City Council resumed a multi‑year review of the draft 2025–2029 strategic plan and gave staff direction to clarify sequencing, raise the profile of the Climate Action and Resilience Plan and begin a focused update on wildfire preparedness.
City Manager Heather Geyer walked council through sections of the draft plan and invited corrections and prioritization guidance. Council reached several clarifying decisions during the session:
- Climate action prioritized: Council members asked that the Climate Action and Resilience Plan be elevated in the environmental-stewardship section so the high-level plan appears before discrete implementation items. Staff agreed to reorder the plan so the climate plan is presented first, followed by supporting programs. The council signaled it expects adoption of the climate plan to be scheduled in the coming weeks.
- Wildfire preparedness study follow-up: Council member Nowicki requested a study session to evaluate wildfire risks and mitigation.

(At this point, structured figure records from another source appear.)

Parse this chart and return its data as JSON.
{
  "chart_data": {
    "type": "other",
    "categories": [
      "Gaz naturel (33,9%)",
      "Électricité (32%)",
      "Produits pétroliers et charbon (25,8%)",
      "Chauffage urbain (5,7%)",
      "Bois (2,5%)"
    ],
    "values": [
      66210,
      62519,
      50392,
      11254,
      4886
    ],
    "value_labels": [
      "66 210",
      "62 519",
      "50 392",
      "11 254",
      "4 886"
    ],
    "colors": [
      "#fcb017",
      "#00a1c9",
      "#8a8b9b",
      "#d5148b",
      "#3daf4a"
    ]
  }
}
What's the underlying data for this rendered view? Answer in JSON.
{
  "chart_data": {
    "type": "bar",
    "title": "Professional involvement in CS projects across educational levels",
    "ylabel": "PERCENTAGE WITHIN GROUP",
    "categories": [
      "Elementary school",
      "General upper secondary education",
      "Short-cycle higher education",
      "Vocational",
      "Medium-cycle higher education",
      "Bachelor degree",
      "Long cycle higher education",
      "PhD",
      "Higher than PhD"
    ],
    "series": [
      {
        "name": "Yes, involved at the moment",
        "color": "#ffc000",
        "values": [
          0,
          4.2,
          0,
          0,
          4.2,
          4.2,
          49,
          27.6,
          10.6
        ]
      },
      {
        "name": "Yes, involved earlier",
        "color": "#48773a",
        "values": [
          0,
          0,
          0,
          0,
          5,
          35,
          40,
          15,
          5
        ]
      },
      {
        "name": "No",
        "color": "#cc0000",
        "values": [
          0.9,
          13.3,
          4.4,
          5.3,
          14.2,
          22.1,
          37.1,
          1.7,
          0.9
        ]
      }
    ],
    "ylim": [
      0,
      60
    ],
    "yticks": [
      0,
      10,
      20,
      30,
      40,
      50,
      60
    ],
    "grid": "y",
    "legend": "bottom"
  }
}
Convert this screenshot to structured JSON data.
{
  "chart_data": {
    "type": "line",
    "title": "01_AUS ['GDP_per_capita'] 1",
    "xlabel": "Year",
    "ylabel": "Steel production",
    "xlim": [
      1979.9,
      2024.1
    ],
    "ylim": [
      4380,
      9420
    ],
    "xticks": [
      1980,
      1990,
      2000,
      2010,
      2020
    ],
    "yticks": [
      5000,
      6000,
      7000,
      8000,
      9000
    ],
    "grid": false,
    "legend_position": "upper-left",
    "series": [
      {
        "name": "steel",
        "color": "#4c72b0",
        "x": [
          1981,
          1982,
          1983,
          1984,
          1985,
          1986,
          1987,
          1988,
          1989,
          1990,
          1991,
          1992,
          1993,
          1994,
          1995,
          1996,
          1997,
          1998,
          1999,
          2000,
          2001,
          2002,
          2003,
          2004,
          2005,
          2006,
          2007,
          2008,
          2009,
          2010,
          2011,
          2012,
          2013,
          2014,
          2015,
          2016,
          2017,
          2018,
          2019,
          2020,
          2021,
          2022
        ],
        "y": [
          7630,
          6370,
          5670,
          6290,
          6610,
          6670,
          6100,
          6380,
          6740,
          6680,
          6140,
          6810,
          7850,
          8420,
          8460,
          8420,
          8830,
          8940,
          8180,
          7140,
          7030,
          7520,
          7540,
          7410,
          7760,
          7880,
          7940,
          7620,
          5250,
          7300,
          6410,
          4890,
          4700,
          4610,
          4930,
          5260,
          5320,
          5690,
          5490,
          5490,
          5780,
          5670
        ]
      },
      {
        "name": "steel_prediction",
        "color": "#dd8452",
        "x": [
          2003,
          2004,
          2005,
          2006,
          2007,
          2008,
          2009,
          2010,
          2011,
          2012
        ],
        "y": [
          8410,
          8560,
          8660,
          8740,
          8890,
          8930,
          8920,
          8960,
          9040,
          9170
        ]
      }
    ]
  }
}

Staff recalled that North Metro Fire and prior council discussions had addressed mitigation in the past years and recommended starting with an email update summarizing prior direction and recent activity. Council agreed an email update would be a good first step; members seeking deeper review can ask to schedule a study session after receiving the update.
- Special events: Council asked staff to rename and reframe the “special events addition” line so it reads as an evaluation of events rather than an instruction to add named events. Staff will add a short timeline (a simple Gantt-style visual) showing when events are phased out or phased in so residents can see multi-year sequencing.
- Assistance for residents with code issues: Council asked staff to begin planning for a program to assist residents with code-related needs (for example, income-qualified minor home repairs or volunteer-driven community cleanup). Staff noted existing avenues — partnership with CREW and county programs — and council directed staff to schedule a study-session discussion in 2025 to refine options and identify funding paths.
- Diversity, engagement and community outreach: Council requested a deeper study-session conversation about the broader “Diverse and Engaged Community” goal to align internal workforce optimization (training and inclusion efforts) with outward-facing outreach and engagement programs. Staff and the DICE board will prepare a proposed approach and communications plan for council review.
Many other items were discussed across sections (business retention, sustainability grants, civic campus work and wastewater/agrivoltaics planning). Staff indicated some items are already funded (for example, grant-supported glass recycling and a community garden capital project) and others will require additional budget or grant support in later years. Geyer said staff will incorporate the council’s reordering and return a revised draft for adoption once the edits and a short timeline visual are added.
Ending — next steps
Staff will: (1) reorder the environmental section to place the Climate Action and Resilience Plan first; (2) send an email update on wildfire-preparedness work and schedule a study session as requested if council desires deeper review; (3) retitle and add a timeline visual for special-events planning; and (4) prepare a draft plan that reflects the council’s prioritization for review and formal adoption on a future agenda.